Na cidade de São Paulo, os pacientes são uma bebê de 6 meses, que estava com a vacinação incompleta, e um homem de 28 anos, que já havia recebido a vacina contra a doença, segundo informações da Secretaria de Estado da Saúde.
A capital concentra a maior parte dos registros no país, com 29 casos confirmados. Também há dois casos em São Bernardo do Campo e um em Guarulhos.
Casos importados no Amazonas
No Amazonas, três casos foram identificados em Tabatinga, município localizado na região de fronteira entre Brasil, Colômbia e Peru.
Segundo o Ministério da Saúde, os pacientes tiveram contato com a doença a partir de um surto em Alto Monte, no Peru, onde não existe histórico de vacinação contra o sarampo.
O governo federal informou que equipes de apoio à vigilância deverão ser enviadas, a partir de 21 de setembro, para Tabatinga e Carauari. O trabalho deverá incluir investigação de casos suspeitos, coleta de amostras, identificação e acompanhamento de pessoas que tiveram contato com infectados e ações de vacinação para bloqueio da transmissão.
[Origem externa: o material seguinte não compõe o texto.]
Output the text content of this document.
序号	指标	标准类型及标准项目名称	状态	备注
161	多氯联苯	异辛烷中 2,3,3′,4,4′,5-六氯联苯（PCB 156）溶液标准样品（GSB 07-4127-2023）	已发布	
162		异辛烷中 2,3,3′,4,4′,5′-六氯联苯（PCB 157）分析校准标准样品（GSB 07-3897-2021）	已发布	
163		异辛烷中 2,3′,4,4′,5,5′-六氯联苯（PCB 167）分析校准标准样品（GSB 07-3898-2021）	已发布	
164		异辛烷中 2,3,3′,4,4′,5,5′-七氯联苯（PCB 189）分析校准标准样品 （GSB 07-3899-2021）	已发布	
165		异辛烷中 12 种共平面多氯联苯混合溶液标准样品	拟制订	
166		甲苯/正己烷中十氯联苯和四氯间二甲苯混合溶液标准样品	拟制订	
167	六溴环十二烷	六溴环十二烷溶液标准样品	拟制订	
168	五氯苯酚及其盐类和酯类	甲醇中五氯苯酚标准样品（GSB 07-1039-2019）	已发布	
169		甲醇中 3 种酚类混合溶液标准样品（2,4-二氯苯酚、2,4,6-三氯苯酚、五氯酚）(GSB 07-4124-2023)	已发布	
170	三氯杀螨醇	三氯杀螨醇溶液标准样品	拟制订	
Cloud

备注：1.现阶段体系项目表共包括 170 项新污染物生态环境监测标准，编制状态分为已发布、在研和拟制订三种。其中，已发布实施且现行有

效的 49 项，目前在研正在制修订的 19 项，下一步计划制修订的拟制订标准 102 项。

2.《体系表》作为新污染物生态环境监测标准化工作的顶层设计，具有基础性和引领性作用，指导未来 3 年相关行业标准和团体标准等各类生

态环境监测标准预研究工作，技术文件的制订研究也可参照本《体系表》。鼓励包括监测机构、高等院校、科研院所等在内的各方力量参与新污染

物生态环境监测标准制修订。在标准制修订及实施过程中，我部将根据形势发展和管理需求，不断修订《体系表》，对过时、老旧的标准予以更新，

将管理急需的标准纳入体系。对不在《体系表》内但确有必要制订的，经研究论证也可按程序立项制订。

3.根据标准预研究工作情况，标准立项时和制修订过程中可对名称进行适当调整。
Transmissão continua sendo monitorada
Em São Paulo, as autoridades identificaram quatro cadeias de transmissão ao longo de 2026. Três delas, iniciadas nos meses de junho, julho e agosto, permanecem ativas.
Até o momento, não há indicação de que o vírus esteja circulando para outras áreas além dos locais onde os casos foram confirmados.
O Brasil mantém, desde 2024, a certificação de país livre da circulação do vírus. Os registros atuais estão relacionados ao cenário de surtos de sarampo registrados em outros países das Américas.
De acordo com dados da Organização Pan-Americana da Saúde (Opas), o continente americano já registra aproximadamente 48 mil casos confirmados e 44 mortes pela doença. Guatemala, México, Estados Unidos e Peru respondem por cerca de 95% dos registros.
Vacinação é a principal proteção
A vacinação continua sendo a principal medida para prevenir o sarampo.
A tríplice viral, que protege contra sarampo, caxumba e rubéola, está disponível gratuitamente nas Unidades Básicas de Saúde para pessoas de 1 a 59 anos.
Em locais onde existe circulação do vírus, o Ministério da Saúde também recomenda a chamada dose zero para bebês de 6 a 11 meses, faixa etária considerada mais vulnerável às formas graves da doença.
A orientação das autoridades de saúde é que a população mantenha a carteira de vacinação atualizada e procure uma unidade de saúde para verificar se há alguma dose pendente.